PLTR stock is a sell amid Palantir’s slowing growth, surging losses and fierce competitors
After investigating Palantir (NYSE:PLTR) further, I’ve found more reasons to be worried about PLTR stock. Despite the company’s large year-over-year (YOY) growth rates in the first quarter, there are signs that Palantir’s top-line expansion is stagnating. Its net losses rapidly increased on a YOY basis last quarter and in all of 2020.
What’s more, my research indicates that Palantir may struggle to take high-margin business from at least two of its competitors: Alteryx (NYSE:AYX) and IBM (NYSE:IBM).
Signs of Revenue Deceleration
In Q1, Palantir’s top line increased 49% YOY versus a 40% YOY gain in Q4. In Q3, its top line rose 52% YOY, and its sales climbed 47% in all of 2020.
In the last two reported quarters, the company’s revenue has advanced by an average of 44.5%, well below its YOY growth in Q3 (52%) and the increase it reported for all of 2020 (47%).
Additionally, Palantir expects sales to climb over 30% in all of 2021. Assuming its top-line growth comes in below 40% this year, its 2021 revenue increase would be below the gains it generated in each of the last three quarters.
Even if Palantir’s sales rise 39% this year, its annual growth rate will have dropped by eight percentage points versus 2020.

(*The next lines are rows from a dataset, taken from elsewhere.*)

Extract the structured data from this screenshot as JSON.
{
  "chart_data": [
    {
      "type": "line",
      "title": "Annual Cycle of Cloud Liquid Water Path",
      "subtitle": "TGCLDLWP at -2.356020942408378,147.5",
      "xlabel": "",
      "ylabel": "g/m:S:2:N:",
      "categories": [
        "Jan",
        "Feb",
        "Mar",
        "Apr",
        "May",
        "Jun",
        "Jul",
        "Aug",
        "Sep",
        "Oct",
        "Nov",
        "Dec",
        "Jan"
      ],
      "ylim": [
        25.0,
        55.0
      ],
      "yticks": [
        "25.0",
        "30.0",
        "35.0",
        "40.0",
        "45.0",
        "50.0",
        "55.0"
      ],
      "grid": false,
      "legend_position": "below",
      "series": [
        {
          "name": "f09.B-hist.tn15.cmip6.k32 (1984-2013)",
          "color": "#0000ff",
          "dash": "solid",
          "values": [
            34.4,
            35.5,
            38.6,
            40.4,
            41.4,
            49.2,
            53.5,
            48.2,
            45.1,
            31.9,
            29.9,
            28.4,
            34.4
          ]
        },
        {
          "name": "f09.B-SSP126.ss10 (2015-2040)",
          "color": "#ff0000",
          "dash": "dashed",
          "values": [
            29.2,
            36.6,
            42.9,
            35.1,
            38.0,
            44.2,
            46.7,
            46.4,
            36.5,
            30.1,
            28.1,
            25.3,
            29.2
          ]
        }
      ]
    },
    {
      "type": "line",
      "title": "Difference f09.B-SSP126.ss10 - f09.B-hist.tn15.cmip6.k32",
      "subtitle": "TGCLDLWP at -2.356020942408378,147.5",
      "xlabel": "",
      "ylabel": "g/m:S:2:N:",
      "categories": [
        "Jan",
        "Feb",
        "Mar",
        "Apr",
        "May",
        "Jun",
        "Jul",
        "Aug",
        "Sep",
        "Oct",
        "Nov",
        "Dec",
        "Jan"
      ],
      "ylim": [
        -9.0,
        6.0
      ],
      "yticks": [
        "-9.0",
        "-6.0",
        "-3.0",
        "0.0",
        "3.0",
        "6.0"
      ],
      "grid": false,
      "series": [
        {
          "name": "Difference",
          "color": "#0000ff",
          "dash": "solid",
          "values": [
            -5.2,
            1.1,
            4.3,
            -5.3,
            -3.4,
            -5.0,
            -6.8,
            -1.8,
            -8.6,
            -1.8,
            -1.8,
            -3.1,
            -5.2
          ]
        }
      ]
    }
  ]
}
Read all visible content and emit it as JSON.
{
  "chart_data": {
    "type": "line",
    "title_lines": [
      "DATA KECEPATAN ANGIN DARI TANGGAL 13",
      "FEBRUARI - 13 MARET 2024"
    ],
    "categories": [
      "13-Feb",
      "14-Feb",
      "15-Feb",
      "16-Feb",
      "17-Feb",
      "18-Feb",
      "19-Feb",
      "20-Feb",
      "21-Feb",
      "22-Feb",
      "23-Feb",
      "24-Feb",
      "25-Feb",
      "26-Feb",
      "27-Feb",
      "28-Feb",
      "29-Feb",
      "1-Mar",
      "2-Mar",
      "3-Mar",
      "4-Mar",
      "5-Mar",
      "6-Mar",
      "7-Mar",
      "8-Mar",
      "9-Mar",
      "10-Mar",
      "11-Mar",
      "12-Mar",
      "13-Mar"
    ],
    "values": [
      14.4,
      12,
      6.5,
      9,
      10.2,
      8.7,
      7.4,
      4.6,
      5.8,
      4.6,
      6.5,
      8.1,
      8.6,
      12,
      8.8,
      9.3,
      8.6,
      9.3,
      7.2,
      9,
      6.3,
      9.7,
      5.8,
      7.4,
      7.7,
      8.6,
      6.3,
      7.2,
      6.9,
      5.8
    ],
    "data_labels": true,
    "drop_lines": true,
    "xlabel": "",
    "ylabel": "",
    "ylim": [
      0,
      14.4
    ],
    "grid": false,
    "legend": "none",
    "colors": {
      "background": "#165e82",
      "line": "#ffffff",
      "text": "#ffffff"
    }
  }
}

Finally, although Palantir’s top line increased 49% in Q1 and revenues are expected to jump 43% in Q2, it did not raise its 2021 top-line guidance. This suggests the company anticipates its quarterly YOY growth in Q3 and Q4 to average 32% at best. That’s assuming, again, that Palantir’s 2021 YOY growth will come in below 40%.
I’ve been concerned about Palantir’s profitability for some time now. With this new set of numbers, I noticed that the company’s net loss jumped tremendously on a YOY basis. In Q1 of 2021, it soared to over $123 million versus slightly above $54 million during Q1 2020. In all of last year, the company’s net loss jumped to $1.17 billion, roughly doubling from just under $580 million in 2019.
PLTR Stock Has Two Very Tough Competitors
In recent columns, I’ve warned that Palantir has a lot of competitors.
But this time, I discovered that at least two of its direct competitors — Alteryx and IBM — are highly rated. These user reports indicate the companies may not yield much market share to Palantir.
According to research firm Gartner, 96% of Alteryx’s customers who responded to a question on Gartner’s page recommend that company’s products The corresponding percentage comes in at only 50% for Palantir. Additionally, of the 145 customers of Alteryx who reviewed the company on G2, 137 gave it four or five stars. Many customers had very positive things to say about the company in their reviews, including, “it really does deliver the ‘Thrill of solving’,” and, “great for handling large sizes of data.”
Alteryx reportedly has some very large corporate customers, including Hyundai (OTCMKTS:HYMTF), Chick-fil-a, Coca-Cola (NYSE:KO), and Cisco (NASDAQ:CSCO).
Meanwhile, 78 of 85 of surveyed customers of IBM Watson Studio, a direct competitor of Palantir, gave the IBM unit four or five stars. I read several of the reviews of IBM Watson, and all of those I examined were very positive. For example, one reviewer wrote, “Amazing!” and, “everythings [sic] worked well.” Another wrote, “Amazing interface” and, “the platform are [sic] all incredible.” A third stated, “Quick and easy deployment capability for machine learning and data science solutions.”
The Future Looks Dim for PLTR Stock
Considering that Palantir has been in business since 2003 and generated $1.1 billion of sales last year, which is not a huge amount, its revenue deceleration is concerning. Also quite concerning are the large increases in its net losses.
Finally, Palantir is going up against two apparently well-respected competitors in Alteryx and IBM. The latter two companies’ considerable strengths and satisfied user base may complicate Palantir’s efforts to gain enough high-margin market share to become profitable. Consequently, I still recommend that investors sell PLTR stock.